What happened? Why the loss of interest? Well, I’m not connected with either Unilever or Phytopharm, but I can hazard an educated guess. South Africa’s Council for Scientific and Industrial Research recently made summaries of Phytopharm’s 1999 – 2003 research available, so it’s possible to see what some of the problems were with those original, highly touted studies.
“The clinical studies during the period 1999 to 2003 were performed on a spray-dried sap extract and a concentrated active ingredient extract, both formulated as capsules. In the safety studies, the spray-dried sap extract was shown to be safe and well tolerated at all dosages while some level of efficacy including caloric reduction was observed at the higher dosages. In a 14-day repeat dose study using the extract, there was a good safety and tolerance profile, however no signs of efficacy were observed mainly due to the low dosage.”
“This was not surprising considering that some levels of efficacy in the safety studies were observed at higher dosages suggesting that future development should focus on the formulation of higher doses of the spray-dried sap extract. In a 5 and 15-day repeat dose study using the concentrated active ingredient extract there was a clear anorectic effect and a substantial reduction in caloric intake compared to the placebo.”
“In the 15-day repeat dose study there were mild side effects such as taste perversion and isolated reversible hyperbilirubinaemia (excess of bile pigment in the blood).“
Emphasis mine. So P57 didn’t work at low doses; and higher doses, there were side effects.
Were the side effects a one-off, isolated experience? Nope. According to a recently published study on “H. gordonii purified extract” (HgPE) by researchers at Unilever:
“There were no serious adverse events, but HgPE was less well tolerated than was the placebo because of episodes of nausea, emesis, and disturbances of skin sensation. Blood pressure, pulse, heart rate, bilirubin, and alkaline phosphatase showed significant (P < 0.05) increases in the HgPE group. Mean effects on ad libitum energy intakes and body weights did not differ significantly between the HgPE- and placebo-treatment groups (P > 0.05).”
“Nausea,” “emesis” (a high-tech word for “puking”), and alterations in markers of liver function… not good. Hoodia extracts may not cause any serious or long-term health issues, but I imagine few people would want to buy a product that could make them feel unwell.
Of course, all the Phytopharm/Unilever research above refers to semi-purified/purified extracts. What about the plain ol’ dried/powdered Hoodia found in most (authentic) commercial products? Does that work? Is it safe?

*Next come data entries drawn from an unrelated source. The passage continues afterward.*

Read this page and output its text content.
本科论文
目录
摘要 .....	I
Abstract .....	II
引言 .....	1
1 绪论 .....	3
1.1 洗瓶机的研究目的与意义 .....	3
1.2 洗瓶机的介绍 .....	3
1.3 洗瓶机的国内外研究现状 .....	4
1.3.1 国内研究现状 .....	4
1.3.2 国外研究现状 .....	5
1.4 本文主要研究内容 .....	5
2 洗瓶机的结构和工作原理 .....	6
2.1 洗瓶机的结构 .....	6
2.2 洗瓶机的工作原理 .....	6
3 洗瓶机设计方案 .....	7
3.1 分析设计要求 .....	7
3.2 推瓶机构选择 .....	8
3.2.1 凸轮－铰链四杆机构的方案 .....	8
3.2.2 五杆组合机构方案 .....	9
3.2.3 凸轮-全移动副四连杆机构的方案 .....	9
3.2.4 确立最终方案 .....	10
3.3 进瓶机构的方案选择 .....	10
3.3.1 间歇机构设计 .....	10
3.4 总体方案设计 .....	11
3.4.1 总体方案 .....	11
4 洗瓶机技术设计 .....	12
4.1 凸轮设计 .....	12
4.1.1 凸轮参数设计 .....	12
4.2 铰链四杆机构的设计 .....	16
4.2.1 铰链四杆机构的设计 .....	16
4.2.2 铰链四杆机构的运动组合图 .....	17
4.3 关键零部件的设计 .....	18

No idea. There’s not a shred of published research on the plant material itself – which is ironic, since it was the reputed efficacy of the plant that got the whole Hoodia craze rolling in the first place.

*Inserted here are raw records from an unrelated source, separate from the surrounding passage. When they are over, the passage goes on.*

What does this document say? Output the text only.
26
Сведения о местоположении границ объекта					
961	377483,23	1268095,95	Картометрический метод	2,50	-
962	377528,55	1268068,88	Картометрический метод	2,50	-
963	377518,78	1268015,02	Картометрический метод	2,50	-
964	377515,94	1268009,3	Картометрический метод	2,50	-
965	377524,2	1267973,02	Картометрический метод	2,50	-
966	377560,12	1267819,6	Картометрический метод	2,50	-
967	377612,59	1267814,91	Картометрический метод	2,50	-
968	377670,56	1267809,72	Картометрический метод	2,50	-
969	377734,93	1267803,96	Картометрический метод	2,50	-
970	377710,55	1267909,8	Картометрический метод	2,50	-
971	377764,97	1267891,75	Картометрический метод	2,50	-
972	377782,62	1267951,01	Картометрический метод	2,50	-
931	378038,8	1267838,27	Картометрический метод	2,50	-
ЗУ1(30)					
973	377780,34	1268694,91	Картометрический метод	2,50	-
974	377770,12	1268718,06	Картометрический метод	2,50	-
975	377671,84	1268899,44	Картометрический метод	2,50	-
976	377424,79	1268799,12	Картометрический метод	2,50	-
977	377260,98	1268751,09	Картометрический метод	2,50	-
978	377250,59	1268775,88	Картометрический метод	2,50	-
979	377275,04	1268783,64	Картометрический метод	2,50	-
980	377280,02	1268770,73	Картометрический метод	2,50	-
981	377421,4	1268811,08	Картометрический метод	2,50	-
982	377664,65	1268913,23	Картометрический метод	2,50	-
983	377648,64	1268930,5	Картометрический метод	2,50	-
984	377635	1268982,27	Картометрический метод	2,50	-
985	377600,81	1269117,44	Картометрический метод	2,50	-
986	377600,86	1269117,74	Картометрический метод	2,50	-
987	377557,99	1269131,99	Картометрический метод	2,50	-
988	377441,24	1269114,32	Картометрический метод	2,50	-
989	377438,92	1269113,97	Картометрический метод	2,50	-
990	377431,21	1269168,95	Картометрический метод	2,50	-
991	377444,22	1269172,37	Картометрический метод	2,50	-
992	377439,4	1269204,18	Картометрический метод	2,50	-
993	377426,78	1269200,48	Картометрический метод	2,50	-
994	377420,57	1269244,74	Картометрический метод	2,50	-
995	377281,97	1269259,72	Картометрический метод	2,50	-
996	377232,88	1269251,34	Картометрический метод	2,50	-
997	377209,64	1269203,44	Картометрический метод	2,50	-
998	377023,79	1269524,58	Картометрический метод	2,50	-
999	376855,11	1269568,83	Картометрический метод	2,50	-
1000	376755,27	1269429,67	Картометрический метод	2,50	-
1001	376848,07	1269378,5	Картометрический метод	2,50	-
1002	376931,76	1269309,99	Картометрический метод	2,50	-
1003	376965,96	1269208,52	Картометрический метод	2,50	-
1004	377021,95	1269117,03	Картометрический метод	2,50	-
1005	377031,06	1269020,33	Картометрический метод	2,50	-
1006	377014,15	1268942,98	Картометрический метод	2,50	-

This is why we thought we’d give the genuine article a try ourselves. So I put UltimateFatBurner.com’s intrepid product tester Amie to work with a trial of Strictly Health Corporation’s Hoodoba Hoodia (one of the brands Mike Adams of NewsTarget recommended as most consistently testing positively for genuine Hoodia).
Still curious to try Hoodia? Fine… just be aware that you’re on your own. As of this update (2012), there’s no real science to support any of the plant-based Hoodia products currently available on the North American market.